On the morning of November 21st, students, staff, faculty, local civilians and military personnel all gathered at the Sanford School of Public Policy for the inaugural event of the newly formed National Security Student Group (NSSG). Attendees sipped coffee and savored pastries in Sanford’s Rhodes Conference Room, a proper setting to host an event ambitiously titled “Special Operations and the Future of American Grand Strategy.”
The event featured a conversation with Major General Michael S. Repass, a former commanding general of the U.S. Army Special Forces Command. Topics covered included the role of U.S. special operations forces, civil-military relations, and the current situation in Europe and the Middle East.
In opening remarks, Matt Dreher, Master of Public Policy (MPP) candidate and former aide-de-camp to the General, expressed pleasure in being able to introduce his mentor at an event hosted by a club whose existence acknowledged the growing interest in National Security amongst Sanford’s graduate student body. This interest is likely due to the fact that Sanford partners with the Yellow Ribbon Veterans Program and nearly 10% of current MPP students have a military background.
Silver-haired and muscularly-built, the retired General cuts an imposing figure—one capable of commanding a battalion of soldiers. Notwithstanding his physical stature and battle-tested wisdom, Repass spoke with humorous candor of the woes of retirement. One particular anecdote illustrated the ubiquitous frustration experienced when speaking to a Verizon store clerk.
All joking aside, the General provided a comprehensive overview of European and Middle Eastern countries’ interconnected objectives. Repass hailed the United States’ ability as a superpower to employ economic, diplomatic, and militaristic means to achieve desirable outcomes: “We can walk and chew bubble gum at the same time.” That being said, he acknowledged that America’s “can do” culture leads to it unnecessarily place itself at the center of turmoil. In regards to the ISIS conflict, the General implied that the fight is not primarily an American one, but rather a battle between the Shia and Sunni denominations of Islam.
The General encouraged provocative questions, and moderator Robin Millican steered the conversation to the issue of Russian aggression. Repass insisted Vladimir Putin only staged the Crimea annexation to split opinions in the NATO alliance. Russia’s true objective, warned the General, is the acquisition of the Baltic States. “We are literally playing Russian Roulette,” he quipped to convey the severity of the situation.
The General’s mix of gritty, tactical prowess and humanized, philosophical reflection proved an appropriate metaphor for his assessment of America’s role in the world which is at once both grim and hopeful. NSSG president Maureen Hartney agreed with many aspects of Gen. Repass’ speech. “I was particularly impressed with his willingness to speak about his own unfettered opinions, which may currently be unpopular to many neo-isolationists but still carry the important weight of someone continuously exposed to the ‘wicked problems’ that my generation now faces.”

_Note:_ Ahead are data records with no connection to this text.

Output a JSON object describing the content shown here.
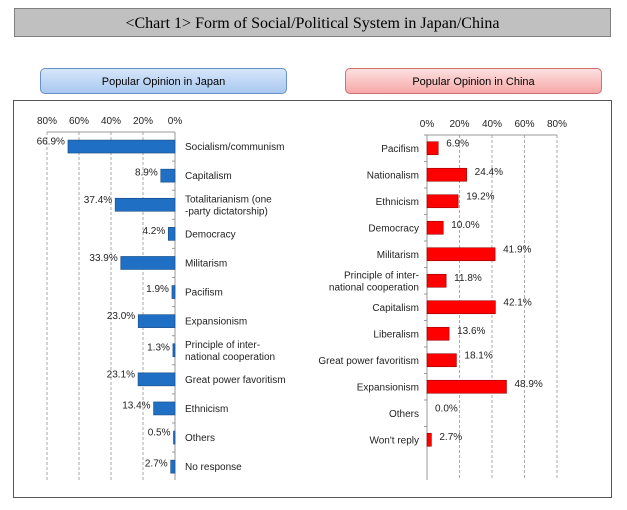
{
  "title": "<Chart 1> Form of Social/Political System in Japan/China",
  "chart_data": [
    {
      "type": "bar",
      "orientation": "horizontal-reversed",
      "title": "Popular Opinion in Japan",
      "color": "#1f6fc4",
      "categories": [
        "Socialism/communism",
        "Capitalism",
        "Totalitarianism (one\n-party dictatorship)",
        "Democracy",
        "Militarism",
        "Pacifism",
        "Expansionism",
        "Principle of inter-\nnational cooperation",
        "Great power favoritism",
        "Ethnicism",
        "Others",
        "No response"
      ],
      "values": [
        66.9,
        8.9,
        37.4,
        4.2,
        33.9,
        1.9,
        23.0,
        1.3,
        23.1,
        13.4,
        0.5,
        2.7
      ],
      "data_labels": [
        "66.9%",
        "8.9%",
        "37.4%",
        "4.2%",
        "33.9%",
        "1.9%",
        "23.0%",
        "1.3%",
        "23.1%",
        "13.4%",
        "0.5%",
        "2.7%"
      ],
      "xlim": [
        0,
        80
      ],
      "ticks": [
        "0%",
        "20%",
        "40%",
        "60%",
        "80%"
      ],
      "grid": true
    },
    {
      "type": "bar",
      "orientation": "horizontal",
      "title": "Popular Opinion in China",
      "color": "#ff0000",
      "categories": [
        "Pacifism",
        "Nationalism",
        "Ethnicism",
        "Democracy",
        "Militarism",
        "Principle of inter-\nnational cooperation",
        "Capitalism",
        "Liberalism",
        "Great power favoritism",
        "Expansionism",
        "Others",
        "Won't reply"
      ],
      "values": [
        6.9,
        24.4,
        19.2,
        10.0,
        41.9,
        11.8,
        42.1,
        13.6,
        18.1,
        48.9,
        0.0,
        2.7
      ],
      "data_labels": [
        "6.9%",
        "24.4%",
        "19.2%",
        "10.0%",
        "41.9%",
        "11.8%",
        "42.1%",
        "13.6%",
        "18.1%",
        "48.9%",
        "0.0%",
        "2.7%"
      ],
      "xlim": [
        0,
        80
      ],
      "ticks": [
        "0%",
        "20%",
        "40%",
        "60%",
        "80%"
      ],
      "grid": true
    }
  ]
}
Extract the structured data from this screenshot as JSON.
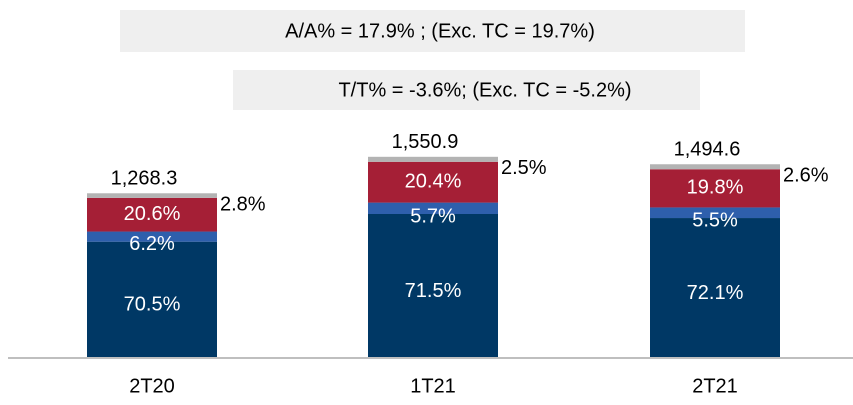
{
  "chart_data": {
    "type": "stacked-bar",
    "annotations": [
      "A/A% = 17.9% ; (Exc. TC  = 19.7%)",
      "T/T% = -3.6%; (Exc. TC = -5.2%)"
    ],
    "categories": [
      "2T20",
      "1T21",
      "2T21"
    ],
    "totals": {
      "values": [
        1268.3,
        1550.9,
        1494.6
      ],
      "value_labels": [
        "1,268.3",
        "1,550.9",
        "1,494.6"
      ]
    },
    "series": [
      {
        "color": "#003865",
        "values": [
          70.5,
          71.5,
          72.1
        ],
        "value_labels": [
          "70.5%",
          "71.5%",
          "72.1%"
        ]
      },
      {
        "color": "#2e5fac",
        "values": [
          6.2,
          5.7,
          5.5
        ],
        "value_labels": [
          "6.2%",
          "5.7%",
          "5.5%"
        ]
      },
      {
        "color": "#a51f36",
        "values": [
          20.6,
          20.4,
          19.8
        ],
        "value_labels": [
          "20.6%",
          "20.4%",
          "19.8%"
        ]
      },
      {
        "color": "#b3b3b3",
        "values": [
          2.8,
          2.5,
          2.6
        ],
        "value_labels": [
          "2.8%",
          "2.5%",
          "2.6%"
        ]
      }
    ]
  }
}
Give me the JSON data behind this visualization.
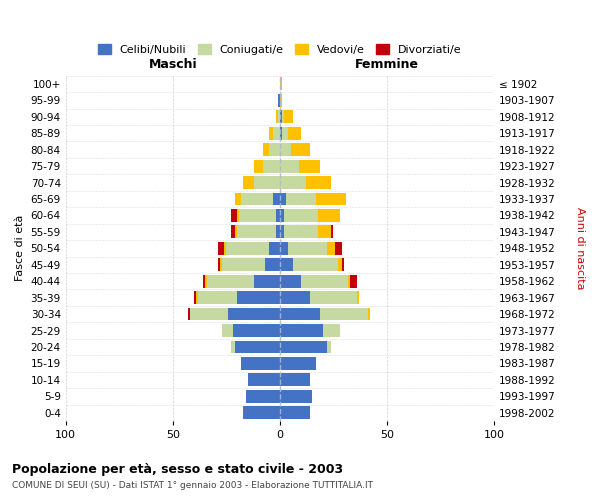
{
  "age_groups": [
    "0-4",
    "5-9",
    "10-14",
    "15-19",
    "20-24",
    "25-29",
    "30-34",
    "35-39",
    "40-44",
    "45-49",
    "50-54",
    "55-59",
    "60-64",
    "65-69",
    "70-74",
    "75-79",
    "80-84",
    "85-89",
    "90-94",
    "95-99",
    "100+"
  ],
  "birth_years": [
    "1998-2002",
    "1993-1997",
    "1988-1992",
    "1983-1987",
    "1978-1982",
    "1973-1977",
    "1968-1972",
    "1963-1967",
    "1958-1962",
    "1953-1957",
    "1948-1952",
    "1943-1947",
    "1938-1942",
    "1933-1937",
    "1928-1932",
    "1923-1927",
    "1918-1922",
    "1913-1917",
    "1908-1912",
    "1903-1907",
    "≤ 1902"
  ],
  "males_celibi": [
    17,
    16,
    15,
    18,
    21,
    22,
    24,
    20,
    12,
    7,
    5,
    2,
    2,
    3,
    0,
    0,
    0,
    0,
    0,
    1,
    0
  ],
  "males_coniugati": [
    0,
    0,
    0,
    0,
    2,
    5,
    18,
    18,
    22,
    20,
    20,
    18,
    17,
    15,
    12,
    8,
    5,
    3,
    1,
    0,
    0
  ],
  "males_vedovi": [
    0,
    0,
    0,
    0,
    0,
    0,
    0,
    1,
    1,
    1,
    1,
    1,
    1,
    3,
    5,
    4,
    3,
    2,
    1,
    0,
    0
  ],
  "males_divorziati": [
    0,
    0,
    0,
    0,
    0,
    0,
    1,
    1,
    1,
    1,
    3,
    2,
    3,
    0,
    0,
    0,
    0,
    0,
    0,
    0,
    0
  ],
  "females_celibi": [
    14,
    15,
    14,
    17,
    22,
    20,
    19,
    14,
    10,
    6,
    4,
    2,
    2,
    3,
    0,
    0,
    0,
    1,
    1,
    0,
    0
  ],
  "females_coniugati": [
    0,
    0,
    0,
    0,
    2,
    8,
    22,
    22,
    22,
    21,
    18,
    16,
    16,
    14,
    12,
    9,
    5,
    3,
    1,
    0,
    0
  ],
  "females_vedovi": [
    0,
    0,
    0,
    0,
    0,
    0,
    1,
    1,
    1,
    2,
    4,
    6,
    10,
    14,
    12,
    10,
    9,
    6,
    4,
    1,
    1
  ],
  "females_divorziati": [
    0,
    0,
    0,
    0,
    0,
    0,
    0,
    0,
    3,
    1,
    3,
    1,
    0,
    0,
    0,
    0,
    0,
    0,
    0,
    0,
    0
  ],
  "colors": {
    "celibi": "#4472c4",
    "coniugati": "#c5d9a0",
    "vedovi": "#ffc000",
    "divorziati": "#c0000b"
  },
  "title1": "Popolazione per età, sesso e stato civile - 2003",
  "title2": "COMUNE DI SEUI (SU) - Dati ISTAT 1° gennaio 2003 - Elaborazione TUTTITALIA.IT",
  "xlabel_left": "Maschi",
  "xlabel_right": "Femmine",
  "ylabel_left": "Fasce di età",
  "ylabel_right": "Anni di nascita",
  "xlim": 100,
  "legend_labels": [
    "Celibi/Nubili",
    "Coniugati/e",
    "Vedovi/e",
    "Divorziati/e"
  ],
  "background_color": "#ffffff",
  "plot_bg_color": "#ffffff",
  "grid_color": "#cccccc"
}
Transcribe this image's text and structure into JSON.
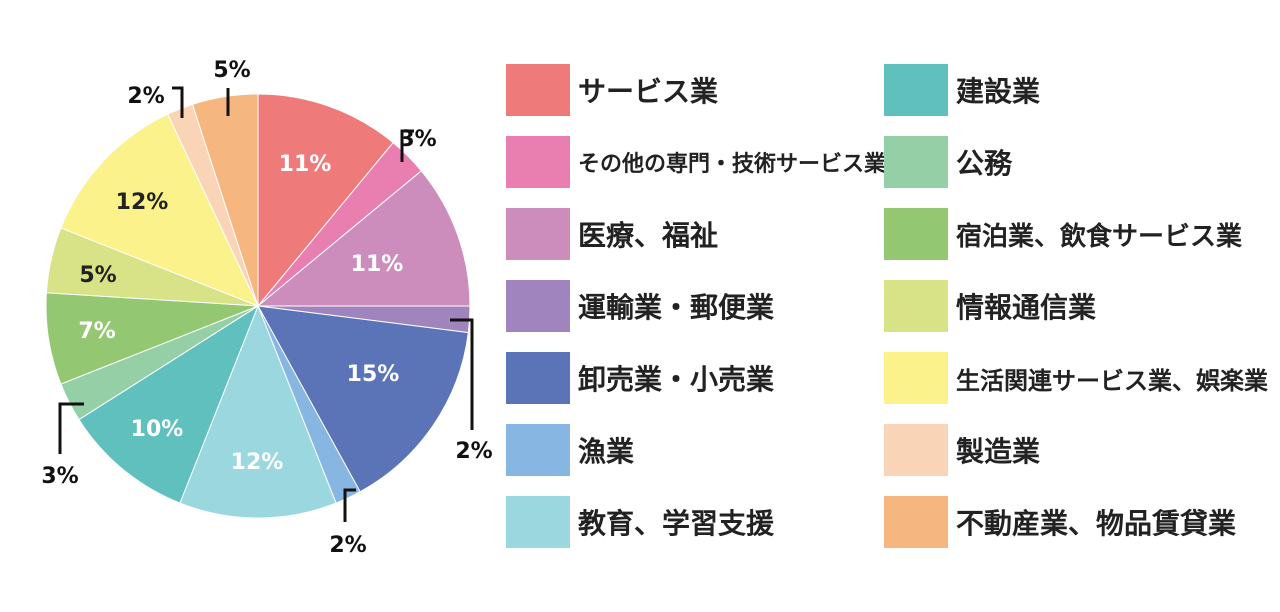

Gen. Repass’ military career began in 1980 upon graduation from the United States Military Academy at West Point, NY. He spent over 30 years as a Special Forces officer and has commanded at every level from captain to major general. He retired well-decorated, with assignments that spanned the globe. Repass is currently the Chief Executive Officer for Able Global Solutions LLC, which he founded after retiring from the Army.
In response to an inquiry of how students can develop a frame of reference to deal with the complex problems facing the world, the General implored students to “get out of this beautiful city!” He prescribed the experience of living internationally in order to affirm one’s values and define their role in society. “Some of you have seen the capacity of evil, and if you haven’t already, you will. You have an obligation to do something about that.”
The NSSG has set the bar high by commencing with a visit from a two-star general. When asked her opinion of the talk, undergraduate Emma Campbell-Mohn replied, “Events like these that connect students to professionals are what make Duke a unique experience.”